Although numerous contemporary artistic practices have dedicated themselves to dismantling the myth of scientific objectivity, it is also true that many others have chosen to prolong the fascination that surrounds scientific discourse. Generally, prioritizing an aesthetic attitude around technology. With Geometries of the cosmos, Ferran Lega would place art in relation to science in an intermediate position. Assuming the theses of scientific discourse based on cymatics, this installation proposes an aesthetic interpretation in which art does not simply appear as a welcoming context. Geometries of the cosmos is an essay for a visual interpretation of sound away from the centrality of the image.
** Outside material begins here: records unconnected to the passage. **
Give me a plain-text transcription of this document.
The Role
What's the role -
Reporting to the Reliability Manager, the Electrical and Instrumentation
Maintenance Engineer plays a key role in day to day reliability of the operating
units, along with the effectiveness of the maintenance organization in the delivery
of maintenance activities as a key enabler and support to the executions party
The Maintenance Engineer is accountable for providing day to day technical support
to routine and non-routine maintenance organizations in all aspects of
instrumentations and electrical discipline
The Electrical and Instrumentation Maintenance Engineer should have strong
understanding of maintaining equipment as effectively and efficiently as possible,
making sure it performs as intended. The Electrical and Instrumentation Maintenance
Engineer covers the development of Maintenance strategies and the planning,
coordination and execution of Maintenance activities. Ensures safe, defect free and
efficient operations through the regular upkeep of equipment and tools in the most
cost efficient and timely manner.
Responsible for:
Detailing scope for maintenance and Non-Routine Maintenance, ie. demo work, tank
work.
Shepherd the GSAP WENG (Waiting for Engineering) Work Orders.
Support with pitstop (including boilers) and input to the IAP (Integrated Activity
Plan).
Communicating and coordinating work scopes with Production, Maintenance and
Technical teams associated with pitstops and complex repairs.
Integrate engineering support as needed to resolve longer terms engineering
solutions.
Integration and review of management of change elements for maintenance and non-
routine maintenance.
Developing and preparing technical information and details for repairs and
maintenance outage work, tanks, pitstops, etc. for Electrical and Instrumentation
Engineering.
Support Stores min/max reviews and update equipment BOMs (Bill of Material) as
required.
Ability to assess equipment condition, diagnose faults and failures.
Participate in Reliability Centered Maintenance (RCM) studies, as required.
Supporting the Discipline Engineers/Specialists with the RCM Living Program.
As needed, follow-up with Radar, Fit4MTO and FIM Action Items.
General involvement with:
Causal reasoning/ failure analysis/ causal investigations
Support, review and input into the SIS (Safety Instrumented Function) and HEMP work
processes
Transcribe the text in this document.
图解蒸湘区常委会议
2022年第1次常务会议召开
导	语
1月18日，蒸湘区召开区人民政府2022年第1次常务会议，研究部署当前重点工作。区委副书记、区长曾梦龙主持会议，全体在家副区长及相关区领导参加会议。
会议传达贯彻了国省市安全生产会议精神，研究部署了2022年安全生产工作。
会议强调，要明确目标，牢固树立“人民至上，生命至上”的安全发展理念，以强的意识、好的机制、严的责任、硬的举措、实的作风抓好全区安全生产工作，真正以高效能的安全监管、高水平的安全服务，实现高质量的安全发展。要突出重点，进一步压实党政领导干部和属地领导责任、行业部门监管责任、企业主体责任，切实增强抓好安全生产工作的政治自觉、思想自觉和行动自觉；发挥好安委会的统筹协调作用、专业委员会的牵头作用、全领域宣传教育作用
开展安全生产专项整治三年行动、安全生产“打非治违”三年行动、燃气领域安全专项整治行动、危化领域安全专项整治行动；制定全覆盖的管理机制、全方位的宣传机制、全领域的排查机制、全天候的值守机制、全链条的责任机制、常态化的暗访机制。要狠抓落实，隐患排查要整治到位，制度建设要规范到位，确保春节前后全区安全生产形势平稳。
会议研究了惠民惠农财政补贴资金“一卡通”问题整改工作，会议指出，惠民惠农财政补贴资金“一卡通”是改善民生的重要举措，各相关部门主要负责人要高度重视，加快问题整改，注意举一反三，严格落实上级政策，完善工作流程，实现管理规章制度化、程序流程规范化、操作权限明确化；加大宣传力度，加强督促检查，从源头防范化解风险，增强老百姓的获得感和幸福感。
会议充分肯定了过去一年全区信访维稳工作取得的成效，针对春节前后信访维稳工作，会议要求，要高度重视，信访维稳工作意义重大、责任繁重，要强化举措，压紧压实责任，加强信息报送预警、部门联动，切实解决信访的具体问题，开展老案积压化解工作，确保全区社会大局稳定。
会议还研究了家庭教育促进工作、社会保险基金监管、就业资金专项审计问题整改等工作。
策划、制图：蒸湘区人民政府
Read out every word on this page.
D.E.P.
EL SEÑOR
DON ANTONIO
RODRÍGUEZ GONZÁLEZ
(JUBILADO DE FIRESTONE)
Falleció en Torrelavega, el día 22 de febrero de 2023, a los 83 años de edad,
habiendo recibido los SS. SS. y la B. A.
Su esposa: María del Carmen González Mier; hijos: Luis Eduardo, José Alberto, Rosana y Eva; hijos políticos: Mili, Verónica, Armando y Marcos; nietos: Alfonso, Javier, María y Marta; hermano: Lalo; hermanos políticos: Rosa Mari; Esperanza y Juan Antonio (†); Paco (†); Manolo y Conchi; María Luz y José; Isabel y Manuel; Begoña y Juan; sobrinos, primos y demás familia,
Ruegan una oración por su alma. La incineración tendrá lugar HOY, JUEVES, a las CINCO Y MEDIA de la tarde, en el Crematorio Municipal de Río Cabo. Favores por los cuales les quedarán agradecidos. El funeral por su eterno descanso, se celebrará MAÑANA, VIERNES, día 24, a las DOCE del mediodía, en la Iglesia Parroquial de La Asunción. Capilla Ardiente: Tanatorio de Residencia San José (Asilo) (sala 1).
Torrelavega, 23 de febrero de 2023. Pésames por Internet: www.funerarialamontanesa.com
A representation that does not repeat two-dimensional parameters, but rather builds a special acoustic device in which the Universe, like the white cube, rejects the stigma of silence that weighs on it.

Geometries of the cosmos is also a project that demonstrates the effectiveness of research from the field of art. Part of the doctoral thesis of the same Lega, which, like the scientist, is capable of developing a consistent theoretical work linked to the regime of academic knowledge. Now, unlike the scientist, the artist can allow himself to go further and test a new architecture for knowledge from the aesthetic experience. In this case, the conversion of the exhibition hall into an auditorium of intermittent pulses.

Sonia Fernández P. (Fuga catalogue, Variations on an exhibition).